The European elections this week are set to deliver a fresh European headache for David Cameron as his Conservative MEPs are now in danger of having no group in the new European Parliament which they can join.
According to Press TV, this might seem like just a minor political management problem for David Cameron but it actually risks a real and further weakening of Britain’s influence within Europe on his watch. Conservative MEPs are already stranded at the margins of the European Parliament, but for his MEPs to be even further isolated would undermine David Cameron’s ability to negotiate for Britain’s interests in Brussels.
Back in 2005, during the Conservative leadership contest, in an attempt to appease the Eurosceptics in his Party, David Cameron pledged to cut the Conservatives’ ties with the European People’s Party (EPP) group, the centre-right, influential, and then largest group in the European Parliament, saying its views were at odds with Tory policy because they were too pro-European.

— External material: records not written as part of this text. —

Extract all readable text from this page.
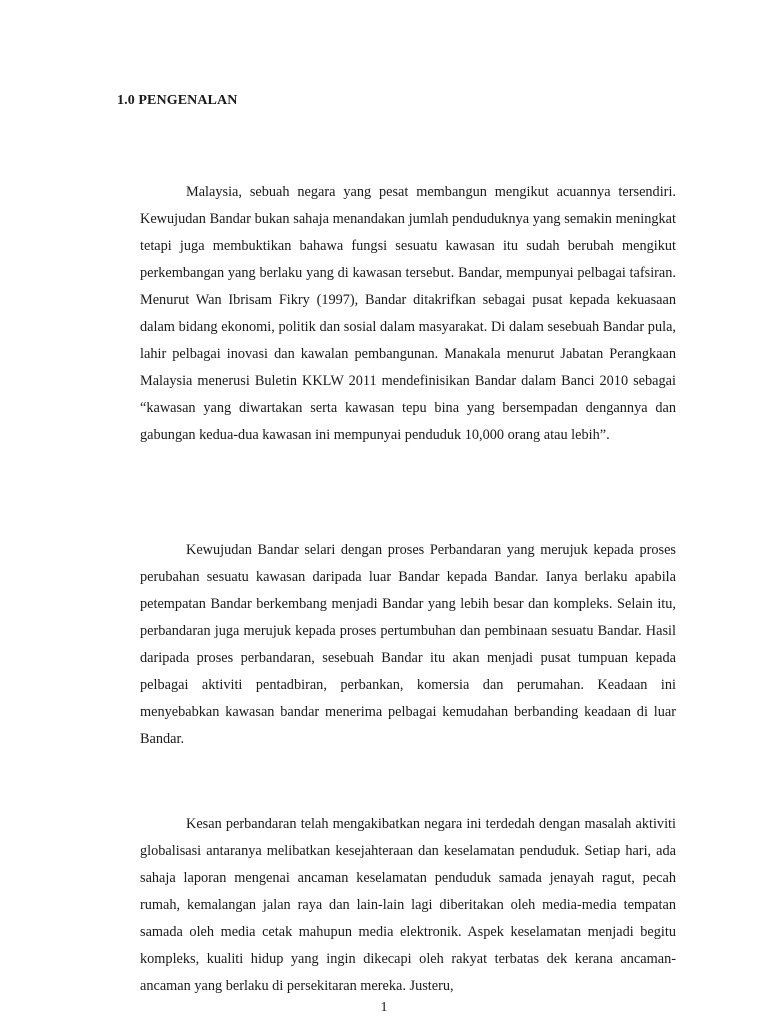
1.0 PENGENALAN

Malaysia, sebuah negara yang pesat membangun mengikut acuannya tersendiri. Kewujudan Bandar bukan sahaja menandakan jumlah penduduknya yang semakin meningkat tetapi juga membuktikan bahawa fungsi sesuatu kawasan itu sudah berubah mengikut perkembangan yang berlaku yang di kawasan tersebut. Bandar, mempunyai pelbagai tafsiran. Menurut Wan Ibrisam Fikry (1997), Bandar ditakrifkan sebagai pusat kepada kekuasaan dalam bidang ekonomi, politik dan sosial dalam masyarakat. Di dalam sesebuah Bandar pula, lahir pelbagai inovasi dan kawalan pembangunan. Manakala menurut Jabatan Perangkaan Malaysia menerusi Buletin KKLW 2011 mendefinisikan Bandar dalam Banci 2010 sebagai “kawasan yang diwartakan serta kawasan tepu bina yang bersempadan dengannya dan gabungan kedua-dua kawasan ini mempunyai penduduk 10,000 orang atau lebih”.

Kewujudan Bandar selari dengan proses Perbandaran yang merujuk kepada proses perubahan sesuatu kawasan daripada luar Bandar kepada Bandar. Ianya berlaku apabila petempatan Bandar berkembang menjadi Bandar yang lebih besar dan kompleks. Selain itu, perbandaran juga merujuk kepada proses pertumbuhan dan pembinaan sesuatu Bandar. Hasil daripada proses perbandaran, sesebuah Bandar itu akan menjadi pusat tumpuan kepada pelbagai aktiviti pentadbiran, perbankan, komersia dan perumahan. Keadaan ini menyebabkan kawasan bandar menerima pelbagai kemudahan berbanding keadaan di luar Bandar.

Kesan perbandaran telah mengakibatkan negara ini terdedah dengan masalah aktiviti globalisasi antaranya melibatkan kesejahteraan dan keselamatan penduduk. Setiap hari, ada sahaja laporan mengenai ancaman keselamatan penduduk samada jenayah ragut, pecah rumah, kemalangan jalan raya dan lain-lain lagi diberitakan oleh media-media tempatan samada oleh media cetak mahupun media elektronik. Aspek keselamatan menjadi begitu kompleks, kualiti hidup yang ingin dikecapi oleh rakyat terbatas dek kerana ancaman-ancaman yang berlaku di persekitaran mereka. Justeru,

1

This move was widely criticized, particularly by senior Conservatives; one MEP, Edward Macmillan-Scott went as far as to call the move “frankly barking” and veteran Cabinet Minister Ken Clarke said: ‘What a pity to insist on finding some new, slightly head-banging… Eurosceptic position to take up as his first act in the leadership”.
Yet David Cameron went ahead regardless, and eventually cobbled together the European Conservatives and Reformists group (ECR).